Last week in our Sunday class we looked at the old illustration of three boys who walked across a field of snow. The group, tired of snowball fights and making snowmen, decided to have a contest over who could walk the straightest line to the other side of the field. The first boy came up with the plan to walk backwards. By focusing on the fencepost he was leaving, he reasoned, he could guide his future direction. So backwards he walked, using his past as his guide. He finally made it across the field but his line of tracks was not straight across the field. By looking back he could not tell where he was going. The second boy had a different idea of staring at his feet at each step. With this method he would ensure that each individual step matched the last and lead him in the right direction. At the end of his journey he looked back and saw that his tracks were not in a straight line. Instead they cut left and right all over the field for no discernable reason. The third boy hatched a different plan. He decided to focus on a tree on the far side of the field and use that as his guide. The journey seemed strange because his focus would not allow him to look down where he was going nor did it let him look back where he had been. As he crossed the field and arrived at the tree he focused on the boys were amazed. His line was exactly straight and did not bend or waver in any direction.
This simple tale about focus lets us know much about our spiritual journey. There are many in the Lord’s Church today who are clamoring for change. Some are upset that their church does not look exactly like the church they knew from the past. They confuse habits and traditions for doctrine. Sadly, many congregations expend their energy over matters of songbooks, times they meet on Sundays and even whether or men must wear neckties on Sunday morning. While we should never allow our actions to become a stumbling block to our brethren, neither should we hold to our traditions more strongly than to Christ’s doctrine.
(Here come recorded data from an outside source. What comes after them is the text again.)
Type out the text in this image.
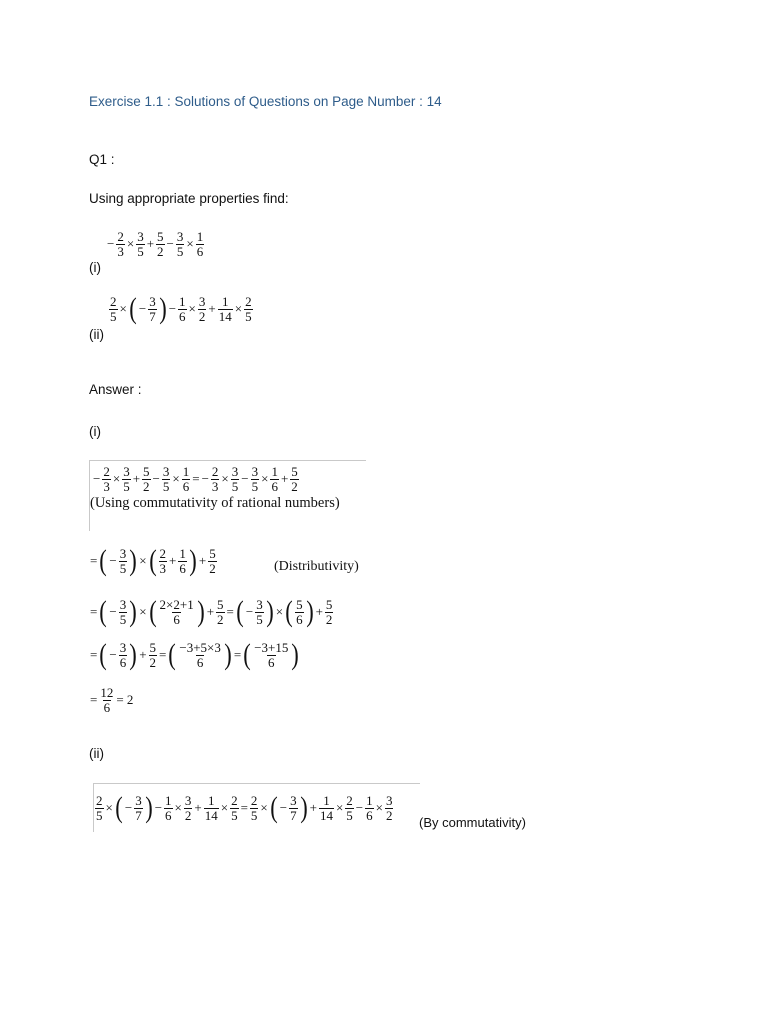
Exercise 1.1 : Solutions of Questions on Page Number : 14
Q1 :
Using appropriate properties find:
(i)
− $\frac{2}{3} \times \frac{3}{5} + \frac{5}{2} - \frac{3}{5} \times \frac{1}{6}$
(ii)
$\frac{2}{5}$ × ( − $\frac{3}{7}$ ) − $\frac{1}{6} \times \frac{3}{2} + \frac{1}{14} \times \frac{2}{5}$
Answer :
(i)
− $\frac{2}{3} \times \frac{3}{5} + \frac{5}{2} - \frac{3}{5} \times \frac{1}{6}$ = − $\frac{2}{3} \times \frac{3}{5} - \frac{3}{5} \times \frac{1}{6} + \frac{5}{2}$
(Using commutativity of rational numbers)
= ( − $\frac{3}{5}$ ) × ( $\frac{2}{3} + \frac{1}{6}$ ) + $\frac{5}{2}$	(Distributivity)
= ( − $\frac{3}{5}$ ) × ( $\frac{2\times 2+1}{6}$ ) + $\frac{5}{2}$ = ( − $\frac{3}{5}$ ) × ( $\frac{5}{6}$ ) + $\frac{5}{2}$
= ( − $\frac{3}{6}$ ) + $\frac{5}{2}$ = ( $\frac{-3+5\times 3}{6}$ ) = ( $\frac{-3+15}{6}$ )
= $\frac{12}{6} = 2$
(ii)
$\frac{2}{5}$ × ( − $\frac{3}{7}$ ) − $\frac{1}{6} \times \frac{3}{2} + \frac{1}{14} \times \frac{2}{5} = \frac{2}{5}$ × ( − $\frac{3}{7}$ ) + $\frac{1}{14} \times \frac{2}{5} - \frac{1}{6} \times \frac{3}{2}$
(By commutativity)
Others think the church needs to change direction constantly in the way it worships, the way it’s organized, and the way it reaches out. They cry that we will lose the millennial generation if we don’t radically change our doctrine and practice. One day they insist the preacher wears ripped jeans and a t-shirt while others say its better for him to wear vestal garments. They claim the younger generation longs for high (formal) church and then turn around and say “If we only had a Christian rock band and were casual.” They say that this two thousand year old Bible we study is irrelevant to today’s society. They teach that new ways of life such as fornication and homosexuality are actually approved by God and that we need to disregard the Scriptures that clearly teach that these practices are an abomination. Yet, they will soon realize that whatever changes they make to the church will not be enough to accomplish their goals and they will soon have to make adjustments again. They leave a twisted legacy of following everyone except God.
But there are those who focus not on society or their past. Instead they see the risen Christ and they study God’s Word in order to learn how to follow him. Their path may seem difficult and those around them may taunt them but their journey is true. The only way to please God is to listen to him in the way he speaks to us today—through the Bible, 2 Timothy 3:16-17. While God does act providentially in our lives, our doctrine and morality must be true to the Apostle’s teachings. It’s time for us to raise our eyes to the horizon and see the risen Son of God. Instead of being tossed to and fro by every wind of doctrine, its time for us to do Bible things in Bible ways. As you cross the field of your life’s journey, don’t look to your past traditions, nor to the shifting sands of personal opinion—fix your eyes upon Jesus, the author and finisher of our faith.